Como foi reler uma obra sua? Você relê as suas coisas?

Tezza - Bom.., minha filha tem uma piada ótima sobre isso... quando ela tinha uns cinco anos me disse que os meus livros não deviam ser muito bons porque eu nunca os lia, estava sempre lendo o dos outros... (risos). Depois do livro publicado eu realmente leio pouquíssamo...

O que te fez voltar para esse livro?


Tezza - O lado prático. Eu precisava de um financiamento para viajar para Itália, para fazer pesquisas para o "Breve espaço", então eu negociei com a Rocco e vendi a reedição. Era um risco que eu corria mas é um livro interessante, um livro que tem uma vitalidade que eu acho que sobreviveu, merece ser republicado.

E hoje?

Tezza - Hoje estou parado. Estou descansando, lendo muita teoria e não estou obcecado em produzir. Tenho uma vaga idéia de escrever um romance sobre a fotografia. Ainda não sei o que exatamente, mas sei que quero abordar esse tema.

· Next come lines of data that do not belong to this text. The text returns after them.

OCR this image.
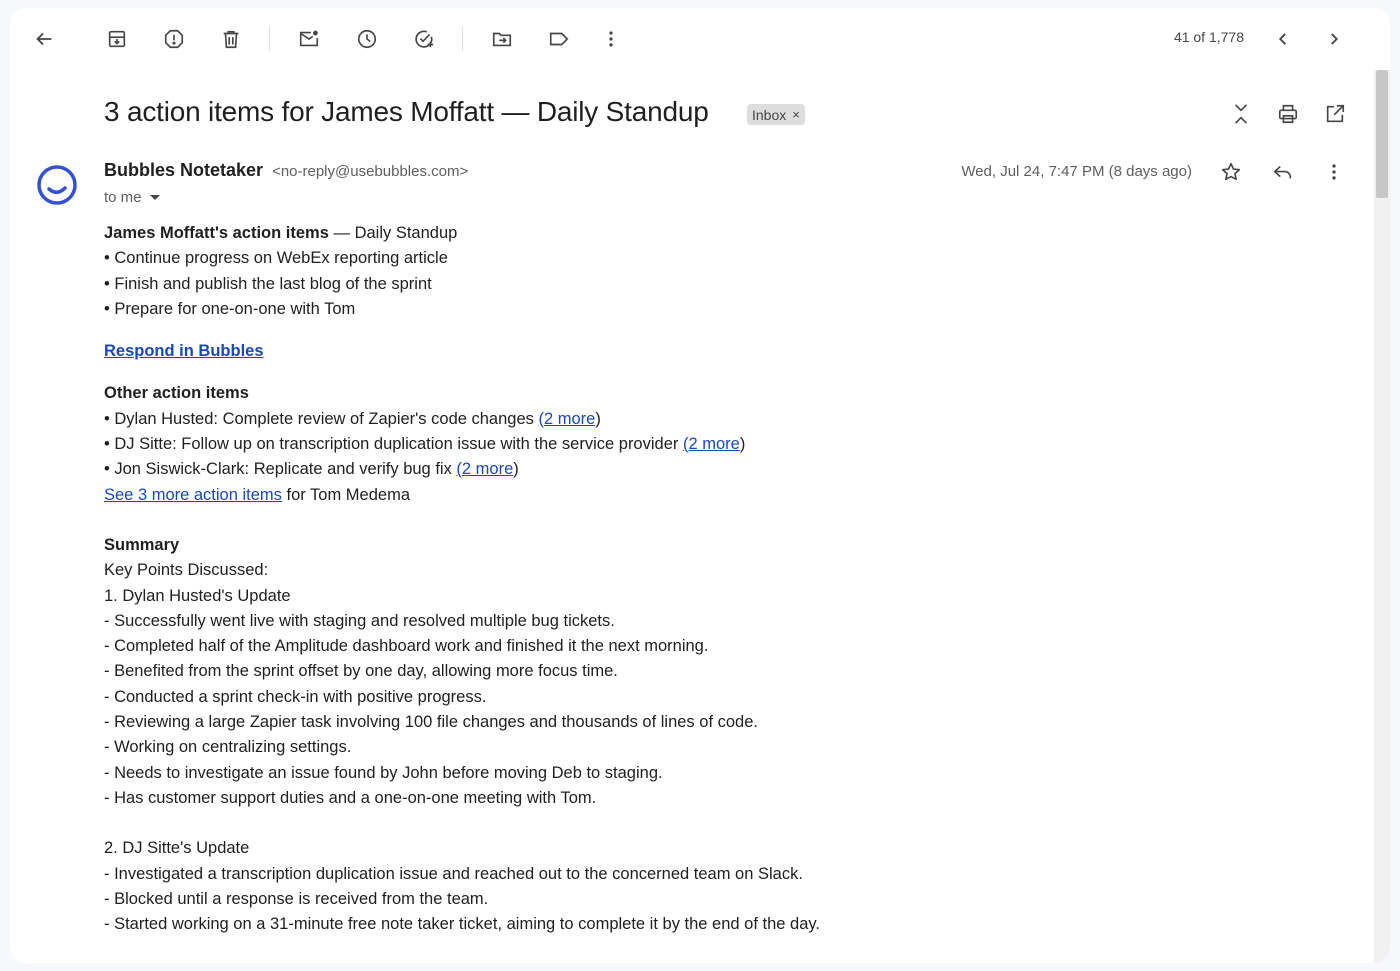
41 of 1,778
3 action items for James Moffatt — Daily Standup	Inbox ×
Bubbles Notetaker <no-reply@usebubbles.com>
to me
Wed, Jul 24, 7:47 PM (8 days ago)
James Moffatt's action items — Daily Standup
• Continue progress on WebEx reporting article
• Finish and publish the last blog of the sprint
• Prepare for one-on-one with Tom
Respond in Bubbles
Other action items
• Dylan Husted: Complete review of Zapier's code changes (2 more)
• DJ Sitte: Follow up on transcription duplication issue with the service provider (2 more)
• Jon Siswick-Clark: Replicate and verify bug fix (2 more)
See 3 more action items for Tom Medema
Summary
Key Points Discussed:
1. Dylan Husted's Update
- Successfully went live with staging and resolved multiple bug tickets.
- Completed half of the Amplitude dashboard work and finished it the next morning.
- Benefited from the sprint offset by one day, allowing more focus time.
- Conducted a sprint check-in with positive progress.
- Reviewing a large Zapier task involving 100 file changes and thousands of lines of code.
- Working on centralizing settings.
- Needs to investigate an issue found by John before moving Deb to staging.
- Has customer support duties and a one-on-one meeting with Tom.
2. DJ Sitte's Update
- Investigated a transcription duplication issue and reached out to the concerned team on Slack.
- Blocked until a response is received from the team.
- Started working on a 31-minute free note taker ticket, aiming to complete it by the end of the day.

Você ainda enfrenta algum tipo de dificuldade para publicar os seus livros?

Tezza - Eu não enfrento mais. No entanto, esse tipo de problema existe e é sério. Você tem um funil, um estrangulamento das obras literárias. O espaço que a literatura ocupa no mundo é cada vez menor. A boa literatura está tendo um espaço restrito, daí é importante pensar a literatura como uma atividade ética e estética. Quem pensa em ser escritor deve esquecer o resto do mundo. É uma escolha pessoal, intransferível e que, se algum dia for esmagada pelo ressentimento, então não valeu a pena. Quer dizer, se as pessoas se põem a escrever e depois reclamam que não são lidas, deveriam ter feito outra coisa porque escrever é uma atitude diante da vida. Não é o correr atrás do prêmio. Pode dar certo ou não.

E quem são os grandes nomes da literatura hoje?

Tezza - É difícil dizer. A literatura leva tempo para se sedimentar. Visivelmente há uma grande produção no Brasil hoje, entre prosa e poesia, mas talvez só daqui a uns vinte anos vamos começar a sentir o que vai ficar ou o que não vai ficar.